A cette occasion a été dressé un "état des lieux de [leur] contribution à la mise en œuvre de politiques forestières et montagnardes". La FNSafer, dont les actions se déroulent dans ces milieux, constate que "la tempête, pour la forêt, le développement touristique, pour la montagne, ont eu ces dernières années des conséquences fortes sur les territoires". Le congrès a permis de présenter de nombreuses opérations ayant pour objectifs la préservation des équilibres environnementaux et le développement durable.

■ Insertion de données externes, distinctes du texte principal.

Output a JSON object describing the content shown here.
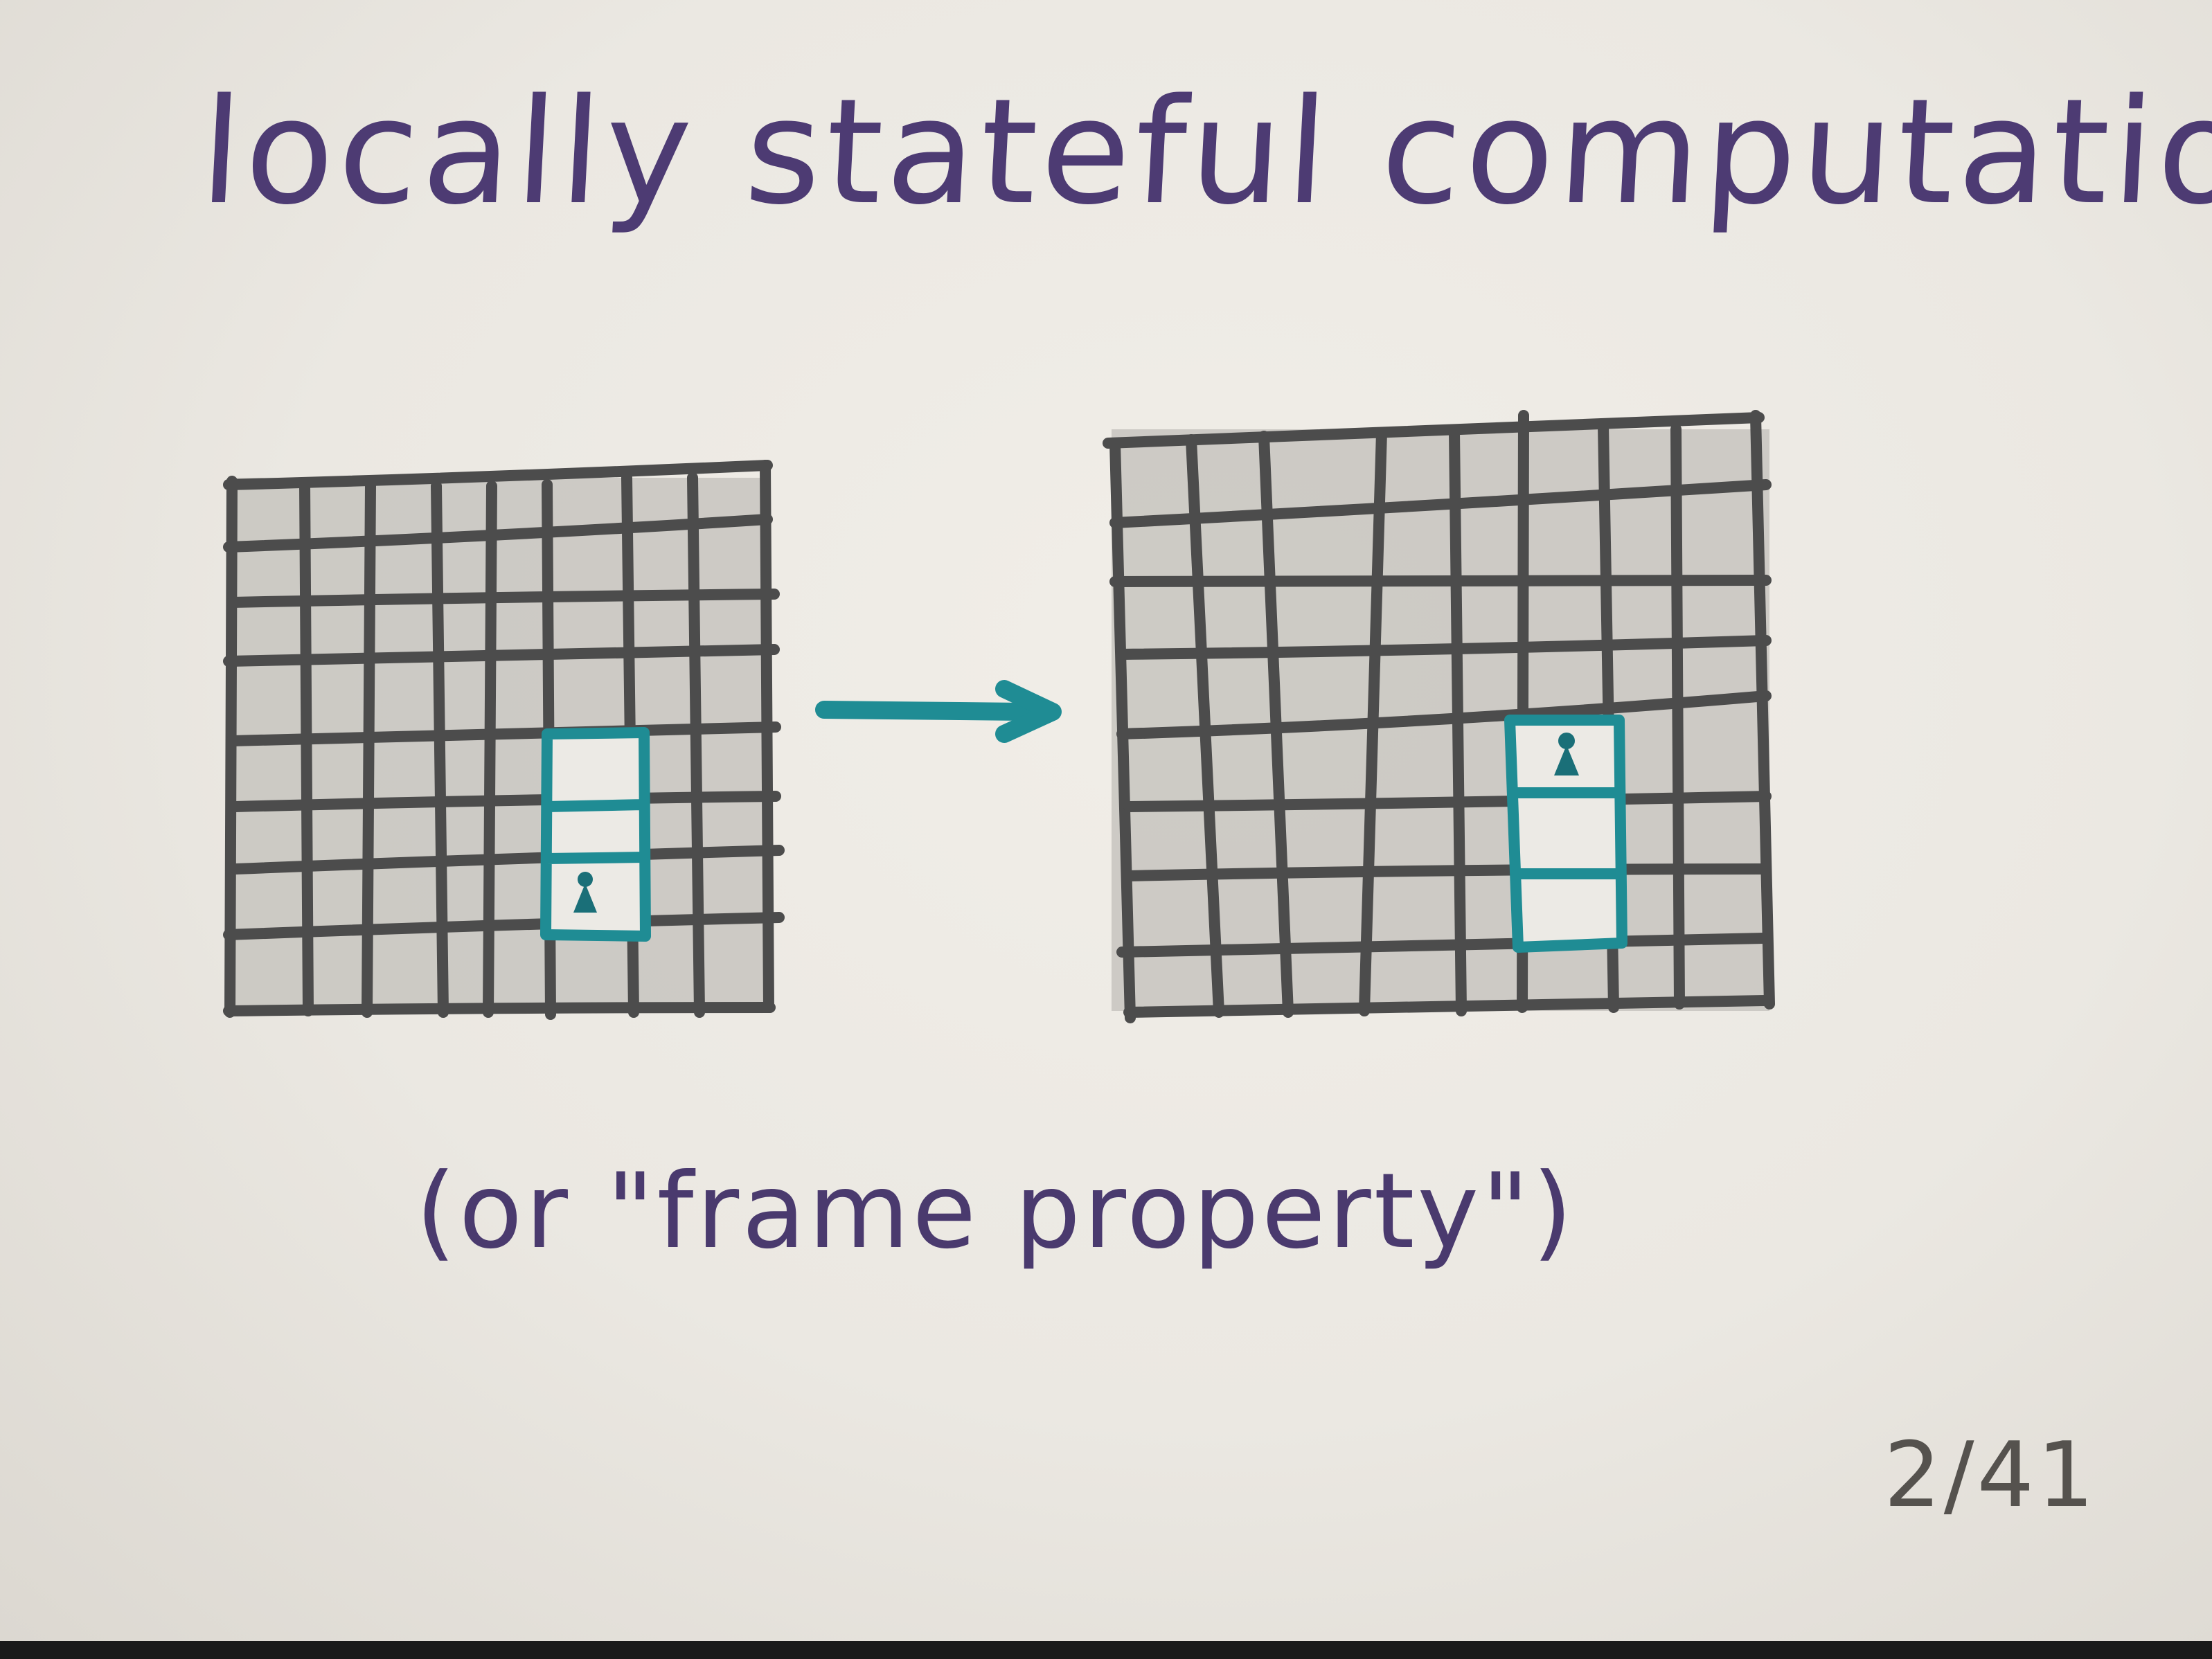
{
  "title": "locally stateful computation",
  "caption": "(or \"frame property\")",
  "page_number": "2/41",
  "colors": {
    "title_ink": "#4d3b73",
    "caption_ink": "#4a3a6e",
    "grid_ink": "#4c4c4c",
    "grid_fill": "#c9c7c1",
    "highlight_ink": "#1f8c94",
    "page_number_ink": "#55524e"
  },
  "icons": {
    "keyhole": "keyhole-icon",
    "arrow": "arrow-right-icon"
  }
}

Face au morcellement de la forêt française, qui complique les interventions pour restaurer les espaces endommagés par la tempête, les Safer mettent en place des conventions avec régions, départements, ou avec la Société forestière de la caisse des dépôts (la SFCDC a conventionné avec sept Safer des régions touchées par la tempête de 1999). Les Safer sont également partenaires des collectivités et organismes forestiers (ONF, CRPF…). Ces collaborations permettent de restructurer les parcelles en îlots, facilitant ainsi l'entretien et l'exploitation. L'ouverture des instances consultatives et décisionnelles des Safer aux représentants de la forêt a également été évoquée. Sabine Brun-Rageul, conseillère technique Aménagement durable & Forêt, représentant le ministre de l'Alimentation, de l'Agriculture et de la Pêche, a insisté sur le rôle déterminant de ces collaborations pour la mise en valeur de la filière et la mobilisation de la ressource.
En montagne, les conflits d'usage du foncier s'ajoutent au morcellement. La Safer a souligné qu'elle y jouait un rôle "d'ingénierie forestière au service de l'intérêt général".
Dans son discours de clôture, André Thévenot, président de la FNSafer, a évoqué le problème des financements. "Après avoir couvert jusqu'à 70% des charges de structures des Safer", a-t-il rappelé, la subvention du ministère n'en couvre plus que 7%".